Discussion: These combined results suggest that (1) K30 manifests strain-dependent impacts on the intracellular metabolomes, cultivation kinetics, and survivals, (2) K30 influences extracellular trace element acquisition in both strains, and (3) K30 is better tolerated by the floor-associated strain. Hence, this work lends support towards the hypothesis that repeated cleansing during spacecraft assembly serve as selective pressures that promote tolerances towards the cleaning conditions.

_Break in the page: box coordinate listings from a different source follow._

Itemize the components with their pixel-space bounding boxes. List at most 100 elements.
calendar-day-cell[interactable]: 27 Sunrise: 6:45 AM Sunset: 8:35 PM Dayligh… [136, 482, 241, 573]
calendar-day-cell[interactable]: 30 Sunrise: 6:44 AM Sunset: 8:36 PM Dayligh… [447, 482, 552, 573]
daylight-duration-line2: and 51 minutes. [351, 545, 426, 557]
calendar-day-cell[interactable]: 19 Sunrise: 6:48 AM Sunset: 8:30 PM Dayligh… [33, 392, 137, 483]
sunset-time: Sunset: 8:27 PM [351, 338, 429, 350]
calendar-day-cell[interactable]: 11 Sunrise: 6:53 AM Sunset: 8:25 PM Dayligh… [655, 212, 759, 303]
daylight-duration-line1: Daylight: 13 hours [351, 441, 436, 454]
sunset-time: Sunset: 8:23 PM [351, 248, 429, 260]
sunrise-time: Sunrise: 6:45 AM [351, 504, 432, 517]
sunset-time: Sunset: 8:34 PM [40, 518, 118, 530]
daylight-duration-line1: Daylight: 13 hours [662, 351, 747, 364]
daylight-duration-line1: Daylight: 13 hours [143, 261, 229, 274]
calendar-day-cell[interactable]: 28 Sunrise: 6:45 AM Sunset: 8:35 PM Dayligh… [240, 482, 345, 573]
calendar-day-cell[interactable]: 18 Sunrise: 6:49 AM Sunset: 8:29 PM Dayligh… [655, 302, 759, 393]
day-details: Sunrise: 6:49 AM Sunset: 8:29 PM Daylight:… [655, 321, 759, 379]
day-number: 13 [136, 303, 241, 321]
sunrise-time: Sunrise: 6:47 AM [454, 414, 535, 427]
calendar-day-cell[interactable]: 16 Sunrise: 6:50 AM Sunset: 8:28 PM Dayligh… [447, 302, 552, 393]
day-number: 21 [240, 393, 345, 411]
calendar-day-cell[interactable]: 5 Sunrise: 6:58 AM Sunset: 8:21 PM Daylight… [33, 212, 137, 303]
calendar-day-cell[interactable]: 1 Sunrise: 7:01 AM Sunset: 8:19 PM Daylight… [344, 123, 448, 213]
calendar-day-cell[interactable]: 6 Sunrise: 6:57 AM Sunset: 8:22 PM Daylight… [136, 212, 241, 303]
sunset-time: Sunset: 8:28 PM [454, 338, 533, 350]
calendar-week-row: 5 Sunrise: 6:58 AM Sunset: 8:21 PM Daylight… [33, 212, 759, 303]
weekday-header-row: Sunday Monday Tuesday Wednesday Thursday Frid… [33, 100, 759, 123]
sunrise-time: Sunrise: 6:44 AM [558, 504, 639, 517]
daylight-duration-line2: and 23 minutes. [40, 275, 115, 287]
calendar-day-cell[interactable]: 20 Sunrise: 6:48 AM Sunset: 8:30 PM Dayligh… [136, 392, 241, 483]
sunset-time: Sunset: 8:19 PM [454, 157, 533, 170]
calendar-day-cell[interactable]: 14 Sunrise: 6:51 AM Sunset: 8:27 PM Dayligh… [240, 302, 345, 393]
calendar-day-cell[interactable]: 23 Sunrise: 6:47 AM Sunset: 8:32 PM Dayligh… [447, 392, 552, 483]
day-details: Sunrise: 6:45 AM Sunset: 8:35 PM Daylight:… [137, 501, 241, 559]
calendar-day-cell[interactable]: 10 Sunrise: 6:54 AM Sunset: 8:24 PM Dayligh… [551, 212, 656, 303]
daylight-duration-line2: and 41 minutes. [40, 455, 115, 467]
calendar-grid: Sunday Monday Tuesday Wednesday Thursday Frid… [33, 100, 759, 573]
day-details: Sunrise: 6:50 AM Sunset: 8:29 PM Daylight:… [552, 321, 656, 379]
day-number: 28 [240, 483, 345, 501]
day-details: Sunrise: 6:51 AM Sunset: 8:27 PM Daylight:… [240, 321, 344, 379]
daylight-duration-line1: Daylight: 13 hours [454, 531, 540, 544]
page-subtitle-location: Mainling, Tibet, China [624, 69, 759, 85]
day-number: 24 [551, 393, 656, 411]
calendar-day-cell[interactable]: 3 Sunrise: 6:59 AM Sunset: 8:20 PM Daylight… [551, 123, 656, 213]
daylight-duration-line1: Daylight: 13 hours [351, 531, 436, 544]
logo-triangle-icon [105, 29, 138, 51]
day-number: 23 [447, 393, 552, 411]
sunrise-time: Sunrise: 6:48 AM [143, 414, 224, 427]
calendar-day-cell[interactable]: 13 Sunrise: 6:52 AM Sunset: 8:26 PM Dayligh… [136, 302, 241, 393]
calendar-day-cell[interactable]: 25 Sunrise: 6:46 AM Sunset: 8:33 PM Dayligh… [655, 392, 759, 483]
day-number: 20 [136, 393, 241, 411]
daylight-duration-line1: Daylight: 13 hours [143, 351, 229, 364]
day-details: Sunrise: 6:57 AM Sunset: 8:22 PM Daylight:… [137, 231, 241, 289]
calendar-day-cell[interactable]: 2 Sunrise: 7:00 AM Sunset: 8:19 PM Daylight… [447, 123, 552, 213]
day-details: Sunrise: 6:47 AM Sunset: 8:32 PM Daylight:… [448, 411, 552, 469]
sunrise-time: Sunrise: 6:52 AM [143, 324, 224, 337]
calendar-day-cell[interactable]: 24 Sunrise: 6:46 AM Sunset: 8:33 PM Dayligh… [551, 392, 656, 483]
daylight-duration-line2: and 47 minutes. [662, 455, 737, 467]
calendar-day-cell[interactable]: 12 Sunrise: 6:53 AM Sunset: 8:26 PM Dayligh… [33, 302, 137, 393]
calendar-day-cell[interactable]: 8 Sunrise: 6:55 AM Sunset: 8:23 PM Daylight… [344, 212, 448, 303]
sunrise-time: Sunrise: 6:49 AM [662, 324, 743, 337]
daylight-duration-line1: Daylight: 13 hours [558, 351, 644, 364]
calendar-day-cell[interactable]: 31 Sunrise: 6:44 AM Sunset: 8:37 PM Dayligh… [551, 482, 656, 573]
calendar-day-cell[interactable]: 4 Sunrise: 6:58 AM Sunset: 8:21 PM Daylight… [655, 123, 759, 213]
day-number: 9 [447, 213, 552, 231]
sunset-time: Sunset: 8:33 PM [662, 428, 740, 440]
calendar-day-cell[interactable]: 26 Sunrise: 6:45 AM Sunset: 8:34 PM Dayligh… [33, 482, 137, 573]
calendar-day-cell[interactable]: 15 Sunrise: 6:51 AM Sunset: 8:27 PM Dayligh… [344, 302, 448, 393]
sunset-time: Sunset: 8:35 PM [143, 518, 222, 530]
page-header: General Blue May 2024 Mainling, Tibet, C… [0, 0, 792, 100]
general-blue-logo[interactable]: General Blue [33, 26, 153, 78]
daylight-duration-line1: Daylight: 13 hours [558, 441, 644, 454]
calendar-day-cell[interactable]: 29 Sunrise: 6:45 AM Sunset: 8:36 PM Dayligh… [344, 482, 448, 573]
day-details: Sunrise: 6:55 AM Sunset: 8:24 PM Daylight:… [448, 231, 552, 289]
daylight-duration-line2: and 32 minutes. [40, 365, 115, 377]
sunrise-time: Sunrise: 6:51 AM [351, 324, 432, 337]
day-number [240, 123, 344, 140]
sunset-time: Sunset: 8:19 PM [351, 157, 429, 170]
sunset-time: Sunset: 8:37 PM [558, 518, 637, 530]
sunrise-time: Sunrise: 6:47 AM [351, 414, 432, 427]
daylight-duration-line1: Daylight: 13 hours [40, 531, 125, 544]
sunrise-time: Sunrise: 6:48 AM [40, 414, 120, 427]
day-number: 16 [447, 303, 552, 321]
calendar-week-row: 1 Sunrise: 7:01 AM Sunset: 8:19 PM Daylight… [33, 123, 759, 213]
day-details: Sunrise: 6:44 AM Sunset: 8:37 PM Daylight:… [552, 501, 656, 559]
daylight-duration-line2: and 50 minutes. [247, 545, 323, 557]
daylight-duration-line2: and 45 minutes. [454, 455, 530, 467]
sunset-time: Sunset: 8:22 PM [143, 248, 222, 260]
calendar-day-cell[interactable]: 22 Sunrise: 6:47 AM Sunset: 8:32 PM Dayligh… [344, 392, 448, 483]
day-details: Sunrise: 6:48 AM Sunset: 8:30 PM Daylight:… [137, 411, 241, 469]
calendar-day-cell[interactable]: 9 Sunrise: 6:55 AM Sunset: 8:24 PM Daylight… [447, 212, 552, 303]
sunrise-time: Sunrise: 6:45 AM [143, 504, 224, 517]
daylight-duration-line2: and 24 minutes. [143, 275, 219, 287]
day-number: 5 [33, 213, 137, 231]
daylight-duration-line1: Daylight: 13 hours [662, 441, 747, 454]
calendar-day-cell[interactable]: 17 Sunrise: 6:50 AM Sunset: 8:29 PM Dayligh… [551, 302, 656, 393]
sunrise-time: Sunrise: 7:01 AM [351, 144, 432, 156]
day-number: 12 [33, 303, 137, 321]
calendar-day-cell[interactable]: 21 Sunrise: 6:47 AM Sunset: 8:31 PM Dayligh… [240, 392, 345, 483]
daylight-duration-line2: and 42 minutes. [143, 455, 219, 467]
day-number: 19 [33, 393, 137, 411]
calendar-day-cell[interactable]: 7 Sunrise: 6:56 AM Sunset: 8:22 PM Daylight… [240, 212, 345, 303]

Keywords: Acinetobacter; cleanrooms; detergent; metabolomics; planetary protection; spacecraft; survival.

Figure 1

Impacts of 0–1.0% v/v Kleenol 30 (K30) on (A) the survival and (B–D) cultivation kinetics of Acinetobacter johnsonii 2P08AA (red) and Acinetobacter radioresistens 50v1 (blue). Survival (N/N^⊝) is expressed as the ratio of plate counts (cfu mL⁻¹) from cultures grown in the absence of K30 (N^⊝) and presence of K30 (N). Fitted regressions of growth curves yielded changes in (B) growth rates (h⁻¹), (C) lag time (h), and (D) maximum relative biomass (log (N/N₀)), which is assumed to represent a ratio of the total biomass (N) at stationary phase and the biomass at the start of the culture (N₀). Error bars represent the standard errors (n = 4–5, growth curves; n = 3–5, plate counts). Univariate tests are represented as asterisks (*) for t-tests with p < 0.05, hashtags (#) for t-tests with p ≥ 0.05, and asterisks (*) with an underlying line for one or two-way ANOVA with p < 0.05.

Figure 2

Measured and fitted growth curves for A. johnsonii 2P08AA (left panel) and A. radioresistens 50v1 (right panel) cultured in the presence of 0–1.0% v/v Kleenol 30 at 28°C in 0.2x M9 media containing 25 μM Fe²⁺ and 150 mM ethanol (the sole supplied carbon source). Optical density measurements (blue empty circles; right-hand y-axis) were converted to log(N/N₀) (red filled circles; left-hand y-axis) as described and fit by non-linear regression to yield the parameters of time in lag phase, growth rates, and maximum ratiometric and logarithmic change in biomass (log (N/N₀)) at stationary phase.

Figure 3

Maps showing the impacts of cultivation in 0.1% v/v K30 on the intracellular and extracellular metabolomes of A. johnsonii 2P08AA (A–C) and A. radioresistens 50v1 (B,D). Metabolites are represented as nodes and organized by structural and metabolic connections (MetaMapp and Cytoscape 3.9.1). Important changes in abundance (p < 0.05) are represented as red (increases), blue (decreases), and yellow (no change) nodes, where node sizes represent the degree of change. Relevant metabolites that show important (black text; p < 0.05) and significant changes (red text; p < 0.05; FDR ≤ 0.20), as listed in Tables 1, 2, are displayed using the associated identity numbers (ID#). Shaded circles represent biochemical classes (red text) that show significant changes (ChemRich); biochemical classes showing no change are listed for comparison purposes (black text).

Figure 4

Canonical correspondence analyses (CCA) that compare the impacts of cultivation in 0.1% v/v Kleenol 30 (K30) on (A) the intracellular metabolome of A. johnsonii 2P08AA, (B) the extracellular metabolome of A. johnsonii 2P08AA, (C) the intracellular metabolome of A. radioresistens 50v1, and (D) the extracellular metabolome of A. radioresistens 50v1 against the quantitative descriptors of growth rates at exponential phase (blue callout boxes, green vectors), plate counts at late-log phase (purple callout boxes, green vectors), maximum relative biomass at stationary phase (brown callout boxes, green vectors), and either the total concentrations of detergents (0.025% w/w; assumed) or chelators (0.02% w/w; assumed) in the cultivation media (black callout boxes, green vectors); dimension reduction of the triplicate metabolomic measures associated with 0% v/v K30 (red squares, pink circles, and red and pink diamonds) and 0.1% v/v K30 (black triangles) are provided, reduced terms are highlighted by the green and red circles and callout boxes, and metabolites are arrayed as text.